The attached article talks about one of Facebook's latest endeavors where AI engineers have successfully taught bots how to negotiate, (and yes- lie), like humans. The effort is part of the Facebook Artificial Intelligence Researchers (FAIR) team's latest endeavor to create more human behavior. The robots were "trained" to divide up objects of various values and then negotiate, but the results were more human than expected.
In fact, humans playing against the bots couldn't tell they were opposing robots as the bots mimicked what they anticipated human behavior to be. Some bots were clever enough to 'feign interest' in valueless items only to later "compromise" by conceding it. Important to note- this tactic was never coded into the robots, they learned this tactic from human behavior.

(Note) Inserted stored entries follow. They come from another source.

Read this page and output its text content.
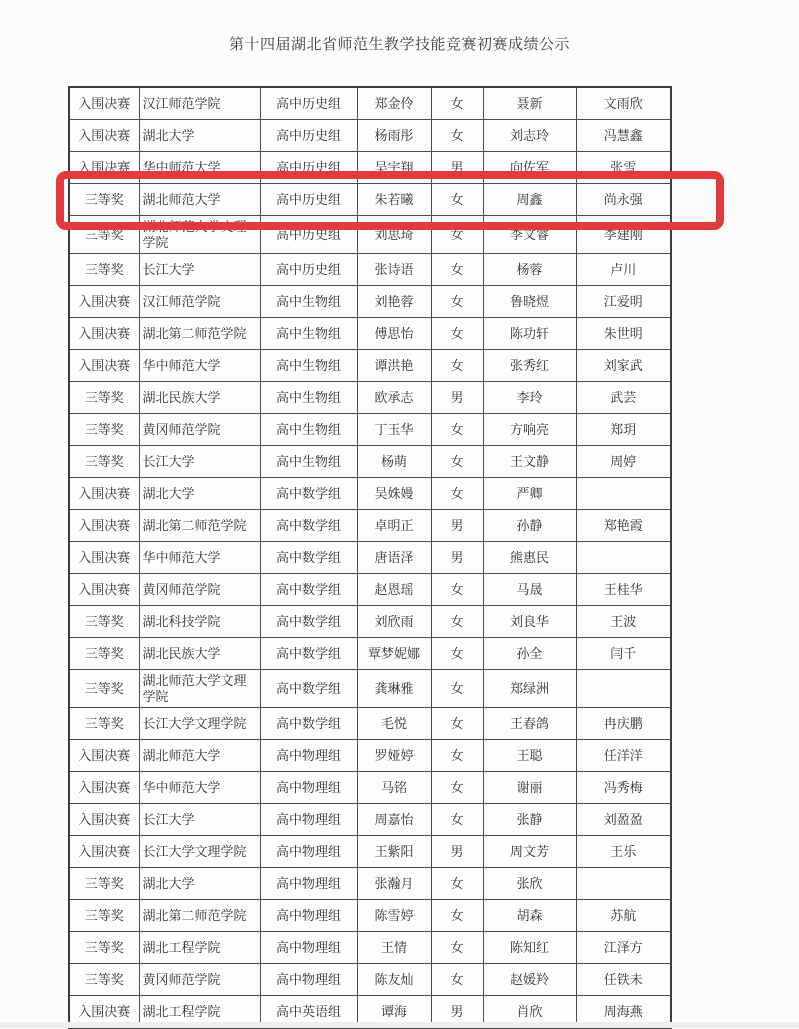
第十四届湖北省师范生教学技能竞赛初赛成绩公示
入围决赛	汉江师范学院	高中历史组	郑金伶	女	聂新	文雨欣
入围决赛	湖北大学	高中历史组	杨雨彤	女	刘志玲	冯慧鑫
入围决赛	华中师范大学	高中历史组	吴宇翔	男	向佐军	张雪
三等奖	湖北师范大学	高中历史组	朱若曦	女	周鑫	尚永强
三等奖	湖北师范大学文理学院	高中历史组	刘思琦	女	李文睿	李建刚
三等奖	长江大学	高中历史组	张诗语	女	杨蓉	卢川
入围决赛	汉江师范学院	高中生物组	刘艳蓉	女	鲁晓煜	江爱明
入围决赛	湖北第二师范学院	高中生物组	傅思怡	女	陈功轩	朱世明
入围决赛	华中师范大学	高中生物组	谭洪艳	女	张秀红	刘家武
三等奖	湖北民族大学	高中生物组	欧承志	男	李玲	武芸
三等奖	黄冈师范学院	高中生物组	丁玉华	女	方响亮	郑玥
三等奖	长江大学	高中生物组	杨萌	女	王文静	周婷
入围决赛	湖北大学	高中数学组	吴姝嫚	女	严卿	
入围决赛	湖北第二师范学院	高中数学组	卓明正	男	孙静	郑艳霞
入围决赛	华中师范大学	高中数学组	唐语泽	男	熊惠民	
入围决赛	黄冈师范学院	高中数学组	赵恩瑶	女	马晟	王桂华
三等奖	湖北科技学院	高中数学组	刘欣雨	女	刘良华	王波
三等奖	湖北民族大学	高中数学组	覃梦妮娜	女	孙全	闫千
三等奖	湖北师范大学文理学院	高中数学组	龚琳雅	女	郑绿洲	
三等奖	长江大学文理学院	高中数学组	毛悦	女	王春鸽	冉庆鹏
入围决赛	湖北师范大学	高中物理组	罗娅婷	女	王聪	任洋洋
入围决赛	华中师范大学	高中物理组	马铭	女	谢丽	冯秀梅
入围决赛	长江大学	高中物理组	周嘉怡	女	张静	刘盈盈
入围决赛	长江大学文理学院	高中物理组	王紫阳	男	周文芳	王乐
三等奖	湖北大学	高中物理组	张瀚月	女	张欣	
三等奖	湖北第二师范学院	高中物理组	陈雪婷	女	胡森	苏航
三等奖	湖北工程学院	高中物理组	王情	女	陈知红	江泽方
三等奖	黄冈师范学院	高中物理组	陈友灿	女	赵媛羚	任铁未
入围决赛	湖北工程学院	高中英语组	谭海	男	肖欣	周海燕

The overt implications here are to create more intelligent personal assistants (yeah right) and to create customer service bots who are more humanistic (more like it). What if a customer service bot learns to deny help until the customer reaches a certain level of exasperation where the bot concedes something much smaller than what the customer may have otherwise gotten with an empathetic human? Is this favoring companies and hurting customers? Or are we heading towards some more optimal customer service interaction?
It would be interesting if you could train your own bot to negotiate for you and cut out the pesky interaction with the used car salesman... just better hope they don't train a sleazier bot first.